I was up early to visit Joel’s shop. He is blind but is determined to make his own living. With some of the money friends have given me I provided the stock to kick start this small business.
The outside of his house and shop – he serves people through that small window.
Time stamp. Again, way too early.
I then headed back down the road to meetup with some of the teachers as we were going on a….
…road trip! A teacher does some work for a UK publishing house and he gets paid a western salary which means he is one of the very few to have a car. We were going to Hombolo which is perhaps 40km away from my village. There is a primary school there with a tiny residential unit for blind and partially sighted children who can’t get a place in the specialist school I’m living at.

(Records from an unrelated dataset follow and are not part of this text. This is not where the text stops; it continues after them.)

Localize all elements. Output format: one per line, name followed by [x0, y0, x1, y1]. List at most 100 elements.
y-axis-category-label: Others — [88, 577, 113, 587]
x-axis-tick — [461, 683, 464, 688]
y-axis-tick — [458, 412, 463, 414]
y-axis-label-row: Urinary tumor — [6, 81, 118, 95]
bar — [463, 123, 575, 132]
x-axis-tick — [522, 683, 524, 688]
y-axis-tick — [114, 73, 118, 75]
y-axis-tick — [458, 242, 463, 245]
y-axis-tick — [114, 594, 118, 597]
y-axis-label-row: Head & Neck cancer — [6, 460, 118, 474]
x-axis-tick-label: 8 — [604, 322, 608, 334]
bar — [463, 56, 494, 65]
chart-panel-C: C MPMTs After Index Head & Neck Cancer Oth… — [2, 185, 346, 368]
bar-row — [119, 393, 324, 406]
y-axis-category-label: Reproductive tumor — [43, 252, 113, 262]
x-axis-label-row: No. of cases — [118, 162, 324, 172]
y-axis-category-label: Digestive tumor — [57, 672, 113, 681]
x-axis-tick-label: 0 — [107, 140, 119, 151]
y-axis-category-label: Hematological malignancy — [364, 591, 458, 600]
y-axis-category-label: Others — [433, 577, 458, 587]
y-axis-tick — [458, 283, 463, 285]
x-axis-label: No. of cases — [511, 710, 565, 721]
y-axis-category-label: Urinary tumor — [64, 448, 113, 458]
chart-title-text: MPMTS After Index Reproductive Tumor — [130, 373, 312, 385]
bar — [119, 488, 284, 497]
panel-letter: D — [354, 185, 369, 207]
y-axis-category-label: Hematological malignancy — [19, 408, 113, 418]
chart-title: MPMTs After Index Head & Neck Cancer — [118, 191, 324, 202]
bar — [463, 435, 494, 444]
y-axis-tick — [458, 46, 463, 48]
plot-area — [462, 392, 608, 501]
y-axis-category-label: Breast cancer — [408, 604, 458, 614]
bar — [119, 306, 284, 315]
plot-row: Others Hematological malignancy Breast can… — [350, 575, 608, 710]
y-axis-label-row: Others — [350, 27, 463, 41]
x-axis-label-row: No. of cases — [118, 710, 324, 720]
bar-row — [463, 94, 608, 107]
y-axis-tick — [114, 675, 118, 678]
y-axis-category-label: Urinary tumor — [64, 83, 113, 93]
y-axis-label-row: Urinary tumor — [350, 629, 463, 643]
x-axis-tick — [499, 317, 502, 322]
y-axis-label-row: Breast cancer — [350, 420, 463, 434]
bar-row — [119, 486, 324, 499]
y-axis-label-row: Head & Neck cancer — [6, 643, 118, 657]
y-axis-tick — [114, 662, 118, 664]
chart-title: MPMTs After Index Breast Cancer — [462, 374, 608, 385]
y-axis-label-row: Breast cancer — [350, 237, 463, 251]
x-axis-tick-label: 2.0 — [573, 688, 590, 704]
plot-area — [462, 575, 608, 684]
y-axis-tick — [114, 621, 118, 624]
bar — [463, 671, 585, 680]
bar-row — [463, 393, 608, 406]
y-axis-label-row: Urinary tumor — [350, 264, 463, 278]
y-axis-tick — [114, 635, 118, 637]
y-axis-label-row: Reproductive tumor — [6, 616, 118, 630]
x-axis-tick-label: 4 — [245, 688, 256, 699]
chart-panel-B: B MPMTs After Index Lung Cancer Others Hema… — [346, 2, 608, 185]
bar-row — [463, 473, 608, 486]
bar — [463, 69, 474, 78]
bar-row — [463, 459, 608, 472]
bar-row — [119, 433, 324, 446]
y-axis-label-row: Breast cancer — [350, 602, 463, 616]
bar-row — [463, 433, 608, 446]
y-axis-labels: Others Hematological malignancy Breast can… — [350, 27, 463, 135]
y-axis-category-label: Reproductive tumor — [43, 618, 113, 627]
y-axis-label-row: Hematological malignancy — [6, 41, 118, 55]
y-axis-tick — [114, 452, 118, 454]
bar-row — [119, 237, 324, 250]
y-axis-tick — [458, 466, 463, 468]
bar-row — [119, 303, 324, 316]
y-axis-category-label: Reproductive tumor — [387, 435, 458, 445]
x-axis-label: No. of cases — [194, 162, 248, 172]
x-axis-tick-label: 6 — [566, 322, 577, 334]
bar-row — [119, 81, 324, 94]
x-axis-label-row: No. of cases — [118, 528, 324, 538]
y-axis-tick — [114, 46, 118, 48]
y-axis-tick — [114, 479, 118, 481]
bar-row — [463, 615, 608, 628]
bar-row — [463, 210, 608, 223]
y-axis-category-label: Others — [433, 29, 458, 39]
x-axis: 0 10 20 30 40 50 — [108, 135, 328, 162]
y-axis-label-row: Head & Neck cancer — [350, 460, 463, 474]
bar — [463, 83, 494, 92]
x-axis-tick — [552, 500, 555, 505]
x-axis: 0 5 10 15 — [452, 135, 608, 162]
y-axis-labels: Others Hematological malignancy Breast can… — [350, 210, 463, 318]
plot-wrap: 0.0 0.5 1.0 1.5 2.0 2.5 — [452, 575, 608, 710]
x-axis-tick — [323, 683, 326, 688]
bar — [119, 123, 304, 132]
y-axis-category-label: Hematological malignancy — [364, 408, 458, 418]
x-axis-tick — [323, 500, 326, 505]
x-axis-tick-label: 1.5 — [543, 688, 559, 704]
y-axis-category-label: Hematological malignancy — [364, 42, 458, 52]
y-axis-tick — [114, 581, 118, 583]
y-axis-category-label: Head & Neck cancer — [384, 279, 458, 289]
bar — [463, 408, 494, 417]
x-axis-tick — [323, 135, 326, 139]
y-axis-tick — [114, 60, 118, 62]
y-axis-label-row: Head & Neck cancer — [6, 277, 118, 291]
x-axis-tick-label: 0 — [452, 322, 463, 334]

Here they are. I had some items left over from a previous project and so distributed a few things. The guy on the left is Tom and he is an albino. There should be 6 more children but they can’t afford the tiny amount it costs to travel to school at the start of each term.
Here are the guys I went with as well as some of the Hombolo teachers. There are two blind teachers at the school and I gave them talking watches. One of them kissed my hand and said I’d given him a new life. That was perhaps a bit over the top but I’m amazed just how much of a difference the watches make to the people out here. My sister is visiting me in April and bringing out a further 20 so that should keep me nicely stocked up.
We left the school around lunchtime and I noticed the temperature gauge…
Our next destination was a vineyard. An Italian has set up a wine-making business here. I was expecting it to consist of a few mudhuts and so was surprised to see how advanced everything is – I didn’t expect to find this in the middle of the bush. The tour was more centred on tastings rather than finding out how the stuff was made.
I was expecting the tastings to consist of just a couple of mouthfuls, but we were handed full glass after full glass.
I felt a little fuzzy and warm here.
In fact this is probably how I was seeing things. These guys were emptying crates of grapes into the crusher.
Omary and David have cropped up in previous ADIMLs
David really hit the wine hard. He likes wine but doesn’t often have the opportunity to drink it – here it was plentiful and free, so he went to town.
For some reason I’m slightly red faced here.
After a few hours we headed back towards home.
You can observe David dozing in the back.
And here he is again.
We stopped off in Ihumwa for some food. The butchers don’t mess around with fridges and I’m sure the concept of hygiene is unknown to them, but they do have very tasty meat which is prepared daily and so fresh enough for me to not worry a great deal. Here we picked up 2kgs of goat.
The butcher prepared and barbecued it on site.
This man came over to have his photo taken. at the end I tried to shake his hand only to realise it was actually a withered stump. Whenever I read the numberplate I think it says something else.
Here are two of the teachers on either side and the man in the middle is our driver. For some reason I thought having a hired designated driver would mean he didn’t drink, but oh no.
Our dinner eventually arrives in individul plastic bags and we are also given a plate of tomato and chilli.
The woman on the left is the one who served us drinks and the other two are the guys who cooked the food. If there are child labour laws here, they are not enforced.
One of the many feral dogs hoped we had dropped a treat for him.
We then returned back to our village for drinks at the local bar.
David and I headed back to our homes around 10pm.
Although we bumped into Omary on the way.
Final time stamp.
This is taken outside my front door. Good night.